Mere months before, abroad, I’d repeatedly assured people on the other side of the Atlantic that, no matter how crazy my country could be, there was no way we were going to elect Donald Trump. Just a week before the 2016 election, I’d read an almost pitying account in a major, respected magazine of the plight of Trump supporters certain to face a very difficult and challenging attempt at readjustment as soon as Hillary Clinton was elected President. My own, pompous, self-righteous, patronizing self-delusion dated back further than that: On Tuesday, November 4, 2008, when the extraordinarily elegant and intelligent Barack Obama was elected President, I started eight years of chanting that my often-awkward-and-childlike country had, finally, grown up and attained its adulthood.
Why this persistent, perennial, dangerous Democratic delusion? Because we refuse to accept that our opposition has any validity whatsoever. Blinded by our conviction that we can simply write Trump and his supporters off as childish, misguided liars with no reputable facts to back a single of their claims, we relegate an entire half of our population to the status of “non compos mentis.” How easy, then, to forget they even exist as soon as a Democrat wins…
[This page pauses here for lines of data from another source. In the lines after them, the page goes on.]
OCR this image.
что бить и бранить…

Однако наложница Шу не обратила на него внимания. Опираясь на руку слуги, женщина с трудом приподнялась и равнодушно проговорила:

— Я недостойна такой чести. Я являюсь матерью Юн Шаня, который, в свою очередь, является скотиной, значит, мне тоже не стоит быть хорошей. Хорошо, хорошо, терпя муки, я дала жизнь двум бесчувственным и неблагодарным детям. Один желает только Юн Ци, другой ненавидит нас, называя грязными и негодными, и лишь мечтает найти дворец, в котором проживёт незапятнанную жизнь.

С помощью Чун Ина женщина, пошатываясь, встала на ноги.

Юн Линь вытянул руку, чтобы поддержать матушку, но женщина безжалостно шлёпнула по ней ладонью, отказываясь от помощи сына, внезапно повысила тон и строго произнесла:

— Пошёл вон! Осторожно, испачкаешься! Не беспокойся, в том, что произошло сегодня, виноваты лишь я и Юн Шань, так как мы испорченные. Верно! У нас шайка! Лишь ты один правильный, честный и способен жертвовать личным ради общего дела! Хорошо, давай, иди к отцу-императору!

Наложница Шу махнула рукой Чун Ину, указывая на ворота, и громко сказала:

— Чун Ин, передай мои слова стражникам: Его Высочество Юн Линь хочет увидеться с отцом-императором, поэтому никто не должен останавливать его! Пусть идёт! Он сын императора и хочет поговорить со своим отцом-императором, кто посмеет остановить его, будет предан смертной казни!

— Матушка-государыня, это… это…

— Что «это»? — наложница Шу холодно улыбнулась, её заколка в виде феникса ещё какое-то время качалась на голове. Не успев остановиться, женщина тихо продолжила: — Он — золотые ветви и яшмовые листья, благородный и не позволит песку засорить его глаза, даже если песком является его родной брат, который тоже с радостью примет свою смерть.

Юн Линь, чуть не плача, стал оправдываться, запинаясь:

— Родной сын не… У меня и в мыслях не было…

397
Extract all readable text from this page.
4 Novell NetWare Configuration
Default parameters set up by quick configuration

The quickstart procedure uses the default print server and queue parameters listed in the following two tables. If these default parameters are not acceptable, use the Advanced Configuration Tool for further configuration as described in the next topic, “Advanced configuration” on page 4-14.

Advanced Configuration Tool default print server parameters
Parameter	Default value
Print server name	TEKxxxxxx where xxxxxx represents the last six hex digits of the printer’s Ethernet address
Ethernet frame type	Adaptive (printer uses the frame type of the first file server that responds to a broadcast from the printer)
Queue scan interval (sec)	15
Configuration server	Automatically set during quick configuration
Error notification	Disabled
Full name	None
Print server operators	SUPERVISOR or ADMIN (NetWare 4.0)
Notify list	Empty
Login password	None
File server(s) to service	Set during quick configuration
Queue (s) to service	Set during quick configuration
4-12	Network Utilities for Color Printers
And what a mistake. They’re there. They’re not going anywhere. The bitter truth about the United States of America is that we are not, I repeat, we are not, and in fact we are very far from…united. But we refuse to hear each other: They write us off as pompous liars; we write them off as ignorant liars.
What I feel we need to do is put aside not their blindness to our supposed “facts,” but our blindness to the fact that they don’t care about our facts. I personally disagree with just about every single thing Trump supporters think and feel. But tough; they’re Americans too, and there are, and will remain, plenty of them. Until I can truly see and acknowledge them, I haven’t grown up.